A focus on boosting innovation and access to consumer and small to medium enterprise (SME) credit through FinTech will likely be a top priority of Congress and the Trump Administration. This means that regulators will continue to grapple with how best to spur innovation, while ensuring protections are in place for consumers and small business owners.
One focal point is a proposal by the Office of the Comptroller of the Currency (OCC) that would create a national charter for FinTech lenders, including many marketplace lenders that extend credit to small businesses. The OCC’s proposal would create a special purpose national bank charter for FinTech businesses that are engaged in at least one of the three core banking activities: receiving deposits; paying checks; or lending money.

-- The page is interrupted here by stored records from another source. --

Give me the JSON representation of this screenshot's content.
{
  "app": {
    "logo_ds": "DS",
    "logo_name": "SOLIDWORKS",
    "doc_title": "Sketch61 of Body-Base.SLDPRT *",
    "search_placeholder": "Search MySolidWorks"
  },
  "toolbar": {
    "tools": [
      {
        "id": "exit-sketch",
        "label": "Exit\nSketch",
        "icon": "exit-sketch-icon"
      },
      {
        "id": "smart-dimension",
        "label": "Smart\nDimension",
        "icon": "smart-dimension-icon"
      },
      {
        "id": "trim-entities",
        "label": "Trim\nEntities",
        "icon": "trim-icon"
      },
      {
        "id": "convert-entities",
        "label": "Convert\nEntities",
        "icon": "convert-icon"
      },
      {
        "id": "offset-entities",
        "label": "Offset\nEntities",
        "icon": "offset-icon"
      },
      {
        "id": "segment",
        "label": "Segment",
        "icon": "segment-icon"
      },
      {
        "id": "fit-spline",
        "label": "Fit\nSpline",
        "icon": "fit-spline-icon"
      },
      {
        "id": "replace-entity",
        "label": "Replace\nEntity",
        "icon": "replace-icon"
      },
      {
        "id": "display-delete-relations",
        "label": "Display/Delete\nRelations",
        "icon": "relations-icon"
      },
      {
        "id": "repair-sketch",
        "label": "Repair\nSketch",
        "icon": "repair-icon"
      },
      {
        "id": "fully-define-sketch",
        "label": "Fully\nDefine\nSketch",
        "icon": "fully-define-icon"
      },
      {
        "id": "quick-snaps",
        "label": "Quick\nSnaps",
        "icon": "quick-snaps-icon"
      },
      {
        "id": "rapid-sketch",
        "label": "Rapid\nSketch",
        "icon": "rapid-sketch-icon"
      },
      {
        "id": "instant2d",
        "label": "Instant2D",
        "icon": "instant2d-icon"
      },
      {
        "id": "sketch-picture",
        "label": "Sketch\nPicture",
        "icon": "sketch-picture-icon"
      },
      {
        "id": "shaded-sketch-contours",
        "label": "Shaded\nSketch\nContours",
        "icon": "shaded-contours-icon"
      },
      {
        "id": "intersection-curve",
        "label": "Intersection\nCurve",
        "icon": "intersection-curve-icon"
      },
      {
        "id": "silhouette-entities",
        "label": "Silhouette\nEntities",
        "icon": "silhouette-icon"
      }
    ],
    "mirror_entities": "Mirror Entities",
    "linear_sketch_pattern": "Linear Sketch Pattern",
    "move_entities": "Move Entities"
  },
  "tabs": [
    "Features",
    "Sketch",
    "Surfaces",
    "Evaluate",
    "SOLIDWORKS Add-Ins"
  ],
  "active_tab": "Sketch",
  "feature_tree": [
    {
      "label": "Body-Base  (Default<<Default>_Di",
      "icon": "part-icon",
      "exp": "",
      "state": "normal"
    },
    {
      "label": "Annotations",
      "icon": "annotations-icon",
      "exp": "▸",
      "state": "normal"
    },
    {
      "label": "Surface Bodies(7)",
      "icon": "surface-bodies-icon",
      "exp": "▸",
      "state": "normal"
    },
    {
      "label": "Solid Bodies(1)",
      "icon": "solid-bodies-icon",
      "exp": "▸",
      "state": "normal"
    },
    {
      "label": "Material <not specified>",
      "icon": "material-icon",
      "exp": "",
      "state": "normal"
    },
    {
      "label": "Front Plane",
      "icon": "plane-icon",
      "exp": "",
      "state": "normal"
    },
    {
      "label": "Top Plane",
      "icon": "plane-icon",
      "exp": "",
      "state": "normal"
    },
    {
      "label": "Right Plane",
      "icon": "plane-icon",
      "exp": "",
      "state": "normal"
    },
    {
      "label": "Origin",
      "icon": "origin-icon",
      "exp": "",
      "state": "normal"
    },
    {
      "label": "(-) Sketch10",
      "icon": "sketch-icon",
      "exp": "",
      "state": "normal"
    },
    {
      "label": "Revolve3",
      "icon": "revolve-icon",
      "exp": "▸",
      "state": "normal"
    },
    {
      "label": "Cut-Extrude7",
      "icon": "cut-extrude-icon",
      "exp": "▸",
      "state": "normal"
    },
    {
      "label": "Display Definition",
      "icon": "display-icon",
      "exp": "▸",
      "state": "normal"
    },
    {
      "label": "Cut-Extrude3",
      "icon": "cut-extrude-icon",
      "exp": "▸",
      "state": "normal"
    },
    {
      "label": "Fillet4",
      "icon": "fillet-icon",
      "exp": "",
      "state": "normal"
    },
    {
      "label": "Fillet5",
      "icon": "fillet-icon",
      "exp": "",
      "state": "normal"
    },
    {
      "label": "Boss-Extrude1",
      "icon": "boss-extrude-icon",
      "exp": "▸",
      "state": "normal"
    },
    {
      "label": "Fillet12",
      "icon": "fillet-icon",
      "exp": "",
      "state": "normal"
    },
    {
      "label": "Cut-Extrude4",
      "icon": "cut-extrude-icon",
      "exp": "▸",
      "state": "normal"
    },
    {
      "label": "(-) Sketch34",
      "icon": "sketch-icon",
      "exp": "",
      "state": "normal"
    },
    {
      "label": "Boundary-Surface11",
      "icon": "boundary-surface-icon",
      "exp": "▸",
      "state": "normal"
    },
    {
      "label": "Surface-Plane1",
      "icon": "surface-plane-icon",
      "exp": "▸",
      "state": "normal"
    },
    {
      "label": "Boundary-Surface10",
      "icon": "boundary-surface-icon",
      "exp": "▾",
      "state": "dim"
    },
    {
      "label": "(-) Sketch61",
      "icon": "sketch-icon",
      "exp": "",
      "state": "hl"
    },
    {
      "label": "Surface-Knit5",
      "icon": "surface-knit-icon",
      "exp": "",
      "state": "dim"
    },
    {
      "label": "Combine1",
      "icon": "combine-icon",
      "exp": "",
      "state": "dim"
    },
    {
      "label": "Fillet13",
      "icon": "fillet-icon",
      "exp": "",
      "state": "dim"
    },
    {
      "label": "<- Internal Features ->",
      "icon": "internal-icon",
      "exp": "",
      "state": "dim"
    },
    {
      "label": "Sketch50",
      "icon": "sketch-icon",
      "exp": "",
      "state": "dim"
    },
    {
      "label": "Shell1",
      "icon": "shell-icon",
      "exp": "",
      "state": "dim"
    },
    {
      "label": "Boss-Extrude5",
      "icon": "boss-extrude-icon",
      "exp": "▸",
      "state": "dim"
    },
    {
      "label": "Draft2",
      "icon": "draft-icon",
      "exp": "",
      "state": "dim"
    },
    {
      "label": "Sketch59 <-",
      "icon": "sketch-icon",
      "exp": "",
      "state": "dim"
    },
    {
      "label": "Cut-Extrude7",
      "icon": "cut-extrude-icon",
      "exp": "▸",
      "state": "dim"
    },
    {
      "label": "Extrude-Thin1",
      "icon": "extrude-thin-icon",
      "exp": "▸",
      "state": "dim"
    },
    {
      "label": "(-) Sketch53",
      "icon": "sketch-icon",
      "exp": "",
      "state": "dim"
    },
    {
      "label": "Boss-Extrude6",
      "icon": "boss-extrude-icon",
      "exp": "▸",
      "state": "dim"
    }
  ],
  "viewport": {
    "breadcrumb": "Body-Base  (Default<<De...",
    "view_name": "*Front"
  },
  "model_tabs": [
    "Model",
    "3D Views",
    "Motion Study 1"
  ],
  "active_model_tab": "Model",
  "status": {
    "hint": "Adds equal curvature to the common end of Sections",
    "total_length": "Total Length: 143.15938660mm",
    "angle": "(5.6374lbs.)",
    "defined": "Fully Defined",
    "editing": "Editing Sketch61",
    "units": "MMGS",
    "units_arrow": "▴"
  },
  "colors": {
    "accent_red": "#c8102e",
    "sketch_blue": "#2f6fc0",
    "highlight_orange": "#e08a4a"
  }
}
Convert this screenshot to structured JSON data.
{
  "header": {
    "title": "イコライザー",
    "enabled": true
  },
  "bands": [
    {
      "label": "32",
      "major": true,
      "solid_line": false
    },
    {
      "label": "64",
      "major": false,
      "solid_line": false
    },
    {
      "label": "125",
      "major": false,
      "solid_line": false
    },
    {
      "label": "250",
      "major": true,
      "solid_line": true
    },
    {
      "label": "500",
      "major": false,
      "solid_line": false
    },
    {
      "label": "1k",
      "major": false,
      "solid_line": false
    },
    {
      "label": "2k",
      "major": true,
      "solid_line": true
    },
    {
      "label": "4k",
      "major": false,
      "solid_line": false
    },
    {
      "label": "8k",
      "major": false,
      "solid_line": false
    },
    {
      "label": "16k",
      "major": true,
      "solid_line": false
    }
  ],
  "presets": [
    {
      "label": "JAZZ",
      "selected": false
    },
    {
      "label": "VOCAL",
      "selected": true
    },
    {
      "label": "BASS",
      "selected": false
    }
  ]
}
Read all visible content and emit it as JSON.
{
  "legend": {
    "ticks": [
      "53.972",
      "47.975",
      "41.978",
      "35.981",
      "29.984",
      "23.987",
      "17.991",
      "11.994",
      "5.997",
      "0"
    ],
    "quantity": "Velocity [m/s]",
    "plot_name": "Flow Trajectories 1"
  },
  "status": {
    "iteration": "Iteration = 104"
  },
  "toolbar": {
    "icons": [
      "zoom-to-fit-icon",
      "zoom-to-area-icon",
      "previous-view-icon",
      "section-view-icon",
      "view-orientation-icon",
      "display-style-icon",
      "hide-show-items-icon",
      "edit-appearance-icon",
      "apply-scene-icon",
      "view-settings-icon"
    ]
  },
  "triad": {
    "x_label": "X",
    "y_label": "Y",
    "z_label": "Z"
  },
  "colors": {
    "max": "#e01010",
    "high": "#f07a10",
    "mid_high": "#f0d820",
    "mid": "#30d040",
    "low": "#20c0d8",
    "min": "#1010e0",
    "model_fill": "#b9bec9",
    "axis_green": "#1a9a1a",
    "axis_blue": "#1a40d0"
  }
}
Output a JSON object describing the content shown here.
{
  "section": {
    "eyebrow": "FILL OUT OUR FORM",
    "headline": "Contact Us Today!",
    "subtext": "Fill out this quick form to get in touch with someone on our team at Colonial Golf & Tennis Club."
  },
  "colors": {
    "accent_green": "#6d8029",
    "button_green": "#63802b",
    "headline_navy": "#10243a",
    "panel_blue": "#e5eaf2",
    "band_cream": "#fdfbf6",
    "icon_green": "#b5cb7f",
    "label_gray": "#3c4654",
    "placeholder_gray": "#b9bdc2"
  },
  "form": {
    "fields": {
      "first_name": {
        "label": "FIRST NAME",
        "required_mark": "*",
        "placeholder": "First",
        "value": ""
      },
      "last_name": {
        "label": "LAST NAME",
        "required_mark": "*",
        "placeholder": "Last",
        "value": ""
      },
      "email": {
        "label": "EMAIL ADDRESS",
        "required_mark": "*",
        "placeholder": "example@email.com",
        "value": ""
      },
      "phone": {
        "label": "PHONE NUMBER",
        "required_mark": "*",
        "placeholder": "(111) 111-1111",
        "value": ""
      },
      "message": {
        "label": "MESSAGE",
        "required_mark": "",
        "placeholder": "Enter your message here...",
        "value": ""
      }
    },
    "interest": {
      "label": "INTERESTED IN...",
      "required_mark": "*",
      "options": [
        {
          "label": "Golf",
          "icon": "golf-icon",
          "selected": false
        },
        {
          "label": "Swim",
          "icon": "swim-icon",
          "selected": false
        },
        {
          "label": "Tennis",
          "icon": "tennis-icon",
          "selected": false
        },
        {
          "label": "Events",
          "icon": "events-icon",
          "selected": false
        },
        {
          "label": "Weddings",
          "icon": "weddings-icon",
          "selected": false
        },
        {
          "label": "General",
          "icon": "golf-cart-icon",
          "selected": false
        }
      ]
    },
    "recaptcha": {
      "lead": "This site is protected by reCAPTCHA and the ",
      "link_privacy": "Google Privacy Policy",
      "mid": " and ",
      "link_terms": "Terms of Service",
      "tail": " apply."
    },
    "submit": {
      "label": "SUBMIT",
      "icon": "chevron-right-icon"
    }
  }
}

A charter would create a clear set of rules for FinTech lenders, provide them with preemption from state laws, and deliver access to alternative funding sources. However, a charter would require FinTech lenders to be subject to most of the same laws, regulations, examinations, reporting requirements and ongoing supervision as other national banks. This includes adopting complex compliance management systems and meeting enhanced prudential regulatory demands. The OCC collected comments on the proposal through January 12 and is likely to issue a revised draft after reviewing feedback from stakeholders.
However, there has been some opposition to the creation of a special charter for FinTech lenders. On January 9, Senator Sherrod Brown (D-OH), the top Democrat on the Senate Banking Committee, and Senator Jeff Merkley (D-OR) sent a letter to the OCC raising concerns about the agency’s proposed charter for FinTech lenders.
In particular, Brown and Merkley questioned whether the OCC has the authority to grant a national charter to non-depository institutions, which they suggest appears to be the primary candidates for the charter. The Senators suggest that offering a charter to FinTech companies, which do not collect deposits, would be at odds with the OCC’s goals of financial stability, financial inclusion, consumer protection and separation of banking and commerce. They also raise concerns that the charter would provide exemptions to state consumer protection laws.
There is no doubt that there is more to come on this issue in the coming weeks and months, and it will be very interesting to see what happens.